As Maine produces more garlic, there are more reports of garlic-related diseases, which can be devastating. What nearly ruined the California garlic crop in 1998 was a pathogen called garlic rust. Here in Maine, Fuller said the primary diseases a garlic producer has to worry about are white rot, which can linger 25 years in the soil and bloat nematoad, a microscopic roundworm which impacts the soil so severely that a five-year crop rotation is needed, at minimum, to clean out the soil. From MOFGA to the extension service, the message is clear: Make sure you can trust your seed stock before venturing into garlic farming. (And never plant anything from the supermarket; it’s too risky and can harm not just your own soil, but your neighbor’s as well.) These diseases and their fallout notwithstanding, 94 percent of the participants in that Maine Garlic Project said they’d be growing it again.
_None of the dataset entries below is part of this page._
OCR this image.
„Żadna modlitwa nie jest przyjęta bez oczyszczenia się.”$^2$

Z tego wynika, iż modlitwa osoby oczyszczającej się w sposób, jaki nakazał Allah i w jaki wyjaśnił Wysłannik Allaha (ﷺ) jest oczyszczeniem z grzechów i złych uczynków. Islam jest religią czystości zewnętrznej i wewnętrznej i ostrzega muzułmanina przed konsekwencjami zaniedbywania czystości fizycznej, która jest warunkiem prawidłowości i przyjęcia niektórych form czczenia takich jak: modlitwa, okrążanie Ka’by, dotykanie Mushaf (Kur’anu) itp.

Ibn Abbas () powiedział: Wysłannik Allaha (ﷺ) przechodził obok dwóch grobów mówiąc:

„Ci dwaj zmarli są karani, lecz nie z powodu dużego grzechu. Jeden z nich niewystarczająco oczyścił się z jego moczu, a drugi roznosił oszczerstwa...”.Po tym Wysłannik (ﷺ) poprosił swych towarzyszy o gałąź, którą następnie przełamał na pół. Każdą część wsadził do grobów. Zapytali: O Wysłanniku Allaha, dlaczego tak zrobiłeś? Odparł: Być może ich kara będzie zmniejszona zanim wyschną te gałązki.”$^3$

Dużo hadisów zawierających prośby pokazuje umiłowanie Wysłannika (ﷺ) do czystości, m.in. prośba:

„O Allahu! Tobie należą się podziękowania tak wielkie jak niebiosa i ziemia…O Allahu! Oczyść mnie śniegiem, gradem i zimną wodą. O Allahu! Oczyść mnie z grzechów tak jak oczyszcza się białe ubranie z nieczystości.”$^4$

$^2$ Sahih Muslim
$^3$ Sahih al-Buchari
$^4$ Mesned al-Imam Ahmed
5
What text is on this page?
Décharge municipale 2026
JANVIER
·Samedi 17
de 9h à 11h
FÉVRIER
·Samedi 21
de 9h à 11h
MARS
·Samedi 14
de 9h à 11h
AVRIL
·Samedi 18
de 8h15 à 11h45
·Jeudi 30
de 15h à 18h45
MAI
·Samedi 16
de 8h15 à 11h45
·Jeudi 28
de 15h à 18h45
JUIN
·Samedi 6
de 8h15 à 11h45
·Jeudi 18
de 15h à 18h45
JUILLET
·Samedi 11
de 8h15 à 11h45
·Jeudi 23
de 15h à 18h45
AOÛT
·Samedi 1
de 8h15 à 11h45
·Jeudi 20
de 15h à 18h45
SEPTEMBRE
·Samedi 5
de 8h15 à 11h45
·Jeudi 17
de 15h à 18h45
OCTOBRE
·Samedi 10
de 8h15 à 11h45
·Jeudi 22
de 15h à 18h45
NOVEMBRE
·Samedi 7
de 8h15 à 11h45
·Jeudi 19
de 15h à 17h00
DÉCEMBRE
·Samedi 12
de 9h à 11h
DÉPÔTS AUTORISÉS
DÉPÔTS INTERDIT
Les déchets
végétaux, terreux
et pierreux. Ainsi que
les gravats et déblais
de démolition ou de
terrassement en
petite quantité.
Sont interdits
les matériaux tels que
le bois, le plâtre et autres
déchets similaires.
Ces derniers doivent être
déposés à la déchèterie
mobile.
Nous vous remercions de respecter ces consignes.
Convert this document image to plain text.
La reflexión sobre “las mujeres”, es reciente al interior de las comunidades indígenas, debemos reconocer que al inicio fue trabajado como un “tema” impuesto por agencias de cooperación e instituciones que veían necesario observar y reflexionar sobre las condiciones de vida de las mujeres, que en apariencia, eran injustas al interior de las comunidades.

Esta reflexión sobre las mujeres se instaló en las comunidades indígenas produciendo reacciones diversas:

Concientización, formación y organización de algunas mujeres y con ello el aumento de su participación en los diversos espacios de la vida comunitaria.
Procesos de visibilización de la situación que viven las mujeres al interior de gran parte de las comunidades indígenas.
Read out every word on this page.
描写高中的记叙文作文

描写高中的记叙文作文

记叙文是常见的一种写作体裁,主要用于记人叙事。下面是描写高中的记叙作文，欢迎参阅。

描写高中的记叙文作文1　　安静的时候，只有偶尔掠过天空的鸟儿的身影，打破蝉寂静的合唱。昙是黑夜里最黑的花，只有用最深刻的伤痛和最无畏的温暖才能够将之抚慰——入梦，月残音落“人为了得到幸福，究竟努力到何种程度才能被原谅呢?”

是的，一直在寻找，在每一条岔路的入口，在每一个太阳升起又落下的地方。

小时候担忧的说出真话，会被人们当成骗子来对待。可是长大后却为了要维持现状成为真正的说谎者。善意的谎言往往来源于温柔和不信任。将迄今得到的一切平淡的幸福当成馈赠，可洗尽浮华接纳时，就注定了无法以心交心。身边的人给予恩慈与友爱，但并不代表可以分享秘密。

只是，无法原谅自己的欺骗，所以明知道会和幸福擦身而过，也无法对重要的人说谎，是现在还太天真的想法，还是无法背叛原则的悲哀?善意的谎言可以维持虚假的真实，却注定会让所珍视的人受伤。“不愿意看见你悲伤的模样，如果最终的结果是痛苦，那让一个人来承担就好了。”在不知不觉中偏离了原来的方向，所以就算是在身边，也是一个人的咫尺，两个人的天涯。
Apparently it’s addictive.

At Seven Tree Farm, this is old news. Lemire is already thinking ahead. “That’s next year’s garlic,” he said, pointing at the next field, filled with buckwheat. And Bailey reflects on opining about the need for more Maine garlic 30 years ago in that MOFGA newsletter. She got her wish, so much so that she thought at one point that the market would have been saturated. But when she brings her seed garlic to the Common Ground Fair, it’s all gone by the first day.

“There is never enough garlic,” she said.